Si tuvieses que dedicarte a una profesión diferente, ¿cuál sería? Siempre me ha gustado la idea de dedicarme a la política, en el sentido de contribuir a la comunidad e intentar mejorar el mundo en el que vivimos, aunque con el tiempo he perdido esa visión idealizada. Me vería contribuyendo en el ayuntamiento de mi pueblo o algo a escala tangible, a nivel de asociaciones culturales o de vecinos.
¿Qué te gusta hacer en tu tiempo libre? Escaparme a un concierto o festival siempre está entre mis planes preferidos. Aunque odio aburrirme, lucho contra el concepto de que sea algo negativo y abrazo el descanso como algo necesario.

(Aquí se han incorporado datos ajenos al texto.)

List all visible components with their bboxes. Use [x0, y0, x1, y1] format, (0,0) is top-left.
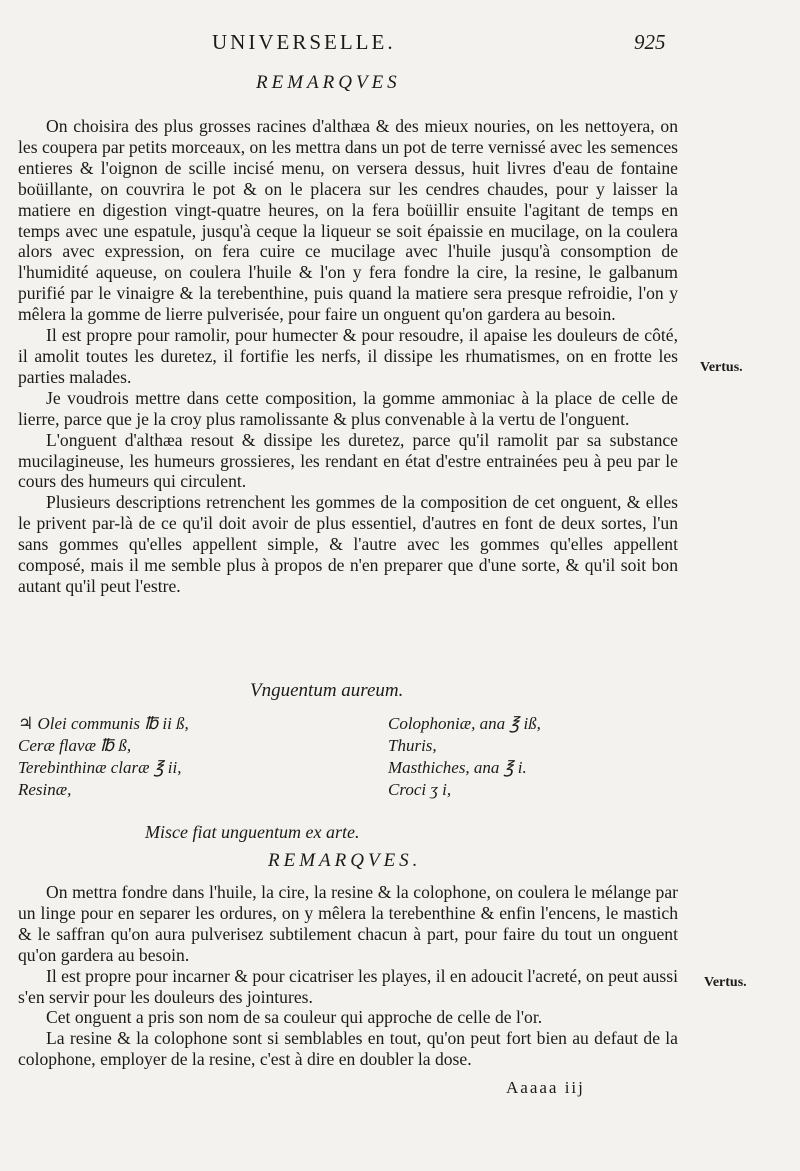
- margin-note-vertus: Vertus.: [700, 360, 743, 375]
- paragraph: La resine & la colophone sont si semblables en tout, qu'on peut fort bien au defaut de la colophone, employer de la resine, c'est à dire en doubler la dose.: [18, 1028, 678, 1070]
- ingredient-line: Ceræ flavæ ℔ ß,: [18, 736, 132, 755]
- paragraph: Il est propre pour ramolir, pour humecter & pour resoudre, il apaise les douleurs de côté, il amolit toutes les duretez, il fortifie les nerfs, il dissipe les rhumatismes, on en frotte les parties malades.: [18, 325, 678, 387]
- paragraph: On mettra fondre dans l'huile, la cire, la resine & la colophone, on coulera le mélange par un linge pour en separer les ordures, on y mêlera la terebenthine & enfin l'encens, le mastich & le saffran qu'on aura pulverisez subtilement chacun à part, pour faire du tout un onguent qu'on gardera au besoin.: [18, 882, 678, 965]
- ingredient-line: Thuris,: [388, 736, 437, 755]
- ingredient-line: Masthiches, ana ℥ i.: [388, 758, 527, 777]
- ingredient-line: Colophoniæ, ana ℥ iß,: [388, 714, 541, 733]
- paragraph: Il est propre pour incarner & pour cicatriser les playes, il en adoucit l'acreté, on peut aussi s'en servir pour les douleurs des jointures.: [18, 965, 678, 1007]
- running-header: UNIVERSELLE.: [212, 30, 396, 54]
- ingredients-left: [18, 713, 189, 801]
- section1-body: [18, 116, 678, 597]
- paragraph: Cet onguent a pris son nom de sa couleur qui approche de celle de l'or.: [46, 1007, 543, 1028]
- paragraph: On choisira des plus grosses racines d'althæa & des mieux nouries, on les nettoyera, on les coupera par petits morceaux, on les mettra dans un pot de terre vernissé avec les semences entieres & l'oignon de scille incisé menu, on versera dessus, huit livres d'eau de fontaine boüillante, on couvrira le pot & on le placera sur les cendres chaudes, pour y laisser la matiere en digestion vingt-quatre heures, on la fera boüillir ensuite l'agitant de temps en temps avec une espatule, jusqu'à ceque la liqueur se soit épaissie en mucilage, on la coulera alors avec expression, on fera cuire ce mucilage avec l'huile jusqu'à consomption de l'humidité aqueuse, on coulera l'huile & l'on y fera fondre la cire, la resine, le galbanum purifié par le vinaigre & la terebenthine, puis quand la matiere sera presque refroidie, l'on y mêlera la gomme de lierre pulverisée, pour faire un onguent qu'on gardera au besoin.: [18, 116, 678, 325]
- ingredient-line: Croci ʒ i,: [388, 780, 452, 799]
- margin-note-vertus-2: Vertus.: [704, 975, 747, 990]
- catchword: Aaaaa iij: [506, 1078, 585, 1097]
- paragraph: Je voudrois mettre dans cette composition, la gomme ammoniac à la place de celle de lierre, parce que je la croy plus ramolissante & plus convenable à la vertu de l'onguent.: [18, 387, 678, 429]
- formula-closing: Misce fiat unguentum ex arte.: [145, 822, 360, 842]
- section2-body: [18, 882, 678, 1070]
- section-heading-remarques-2: REMARQVES.: [268, 850, 422, 871]
- page-number: 925: [634, 30, 666, 54]
- ingredient-line: Resinæ,: [18, 780, 72, 799]
- ingredients-right: [388, 713, 541, 801]
- paragraph: Plusieurs descriptions retrenchent les gommes de la composition de cet onguent, & elles le privent par-là de ce qu'il doit avoir de plus essentiel, d'autres en font de deux sortes, l'un sans gommes qu'elles appellent simple, & l'autre avec les gommes qu'elles appellent composé, mais il me semble plus à propos de n'en preparer que d'une sorte, & qu'il soit bon autant qu'il peut l'estre.: [18, 492, 678, 596]
- section-heading-remarques: REMARQVES: [256, 72, 401, 93]
- ingredient-line: ♃ Olei communis ℔ ii ß,: [18, 714, 189, 733]
- paragraph: L'onguent d'althæa resout & dissipe les duretez, parce qu'il ramolit par sa substance mucilagineuse, les humeurs grossieres, les rendant en état d'estre entrainées peu à peu par le cours des humeurs qui circulent.: [18, 429, 678, 492]
- ingredient-line: Terebinthinæ claræ ℥ ii,: [18, 758, 182, 777]
- formula-title: Vnguentum aureum.: [250, 680, 404, 701]
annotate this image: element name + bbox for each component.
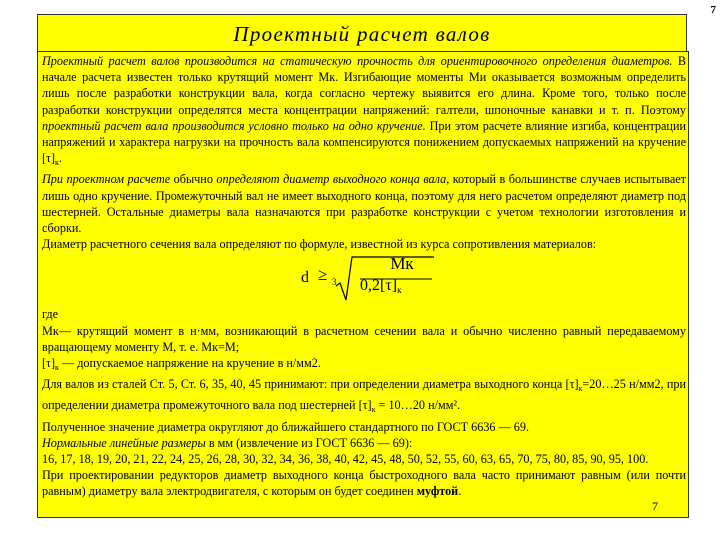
paragraph-formula-intro: Диаметр расчетного сечения вала определяют по формуле, известной из курса сопротивления материалов:: [42, 237, 597, 252]
formula-denominator-subscript: к: [397, 285, 402, 296]
diameter-formula: [42, 256, 686, 306]
formula-operator: ≥: [318, 265, 328, 285]
formula-denominator-main: 0,2[τ]: [360, 277, 398, 295]
steels-subscript-1: к: [578, 384, 583, 394]
paragraph-sizes-list: 16, 17, 18, 19, 20, 21, 22, 24, 25, 26, 28, 30, 32, 34, 36, 38, 40, 42, 45, 48, 50, 52, 55, 60, 63, 65, 70, 75, 80, 85, 90, 95, 100.: [42, 452, 649, 467]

¿Cómo te gustaría ser recordada? Ser recordada sería un privilegio en sí mismo. Me gustaría ser recordada como alguien presente, cercana, sensata y, por qué no, divertida. Si la gente se quedase con la impresión de que soy ‘buena compañía’, eso sería ya un logro.
Recomiéndanos un libro, un disco, una serie y una película. Empiezo por la que me resulta más difícil, que es el disco. Me cuesta escoger, porque he pasado por muchas fases, pero creo que me quedo con discos que me marcaron en mi adolescencia, así que recomendaría Siamese dream, de los Smashing Pumpkins, o Definitely maybe, de Oasis. Además, tuve la suerte de asistir a uno de los conciertos de reunión de los hermanos Gallagher el año pasado en Manchester, fue toda una experiencia. Como película, sin duda, Lost in translation, aunque todas las de Sofía Coppola son para mí obras de arte por cómo retrata la intimidad y las emociones en sus personajes. Series hay muchas: Breaking bad, Mad men, pero a la que vuelvo todo el rato y me hace reír como ninguna es The office. Últimamente prefiero leer más ensayo y no-ficción, recomendaría Outra idea de Galicia, de Miguel-Anxo Murado, un libro pensado inicialmente para explicar Galicia a los no gallegos, pero que se convirtió en un texto de referencia por cómo describe la idiosincrasia gallega. Intento leer mucho en gallego para conservar vivo mi bilingüismo, que en Madrid no tengo oportunidad de practicar mucho.
¿Qué lugar te gustaría visitar? Siempre quise visitar Japón. Por suerte estuve allí por trabajo varias veces en los últimos años y sigo con la sensación de que me queda mucho por ver. Tengo pendiente una visita a Escocia y otra a Irlanda, he viajado mucho a UK siempre por trabajo y a ciudades, pero me fascinaría ver esos paisajes. Supongo que también porque hay cierta conexión celta-gallega y una proximidad cultural atlántica que me despierta mucha curiosidad.
¿Dónde te ves dentro de diez años? Trabajando. El trabajo siempre ha sido una parte casi identitaria de mi vida, conectando con lo que mencionaba antes de la independencia. También me ha llamado siempre la atención la idea de emprender, así que no descarto que en algún momento me dé por tirarme a la piscina y empezar algún proyecto propio o paralelo al mundo de la tecnología.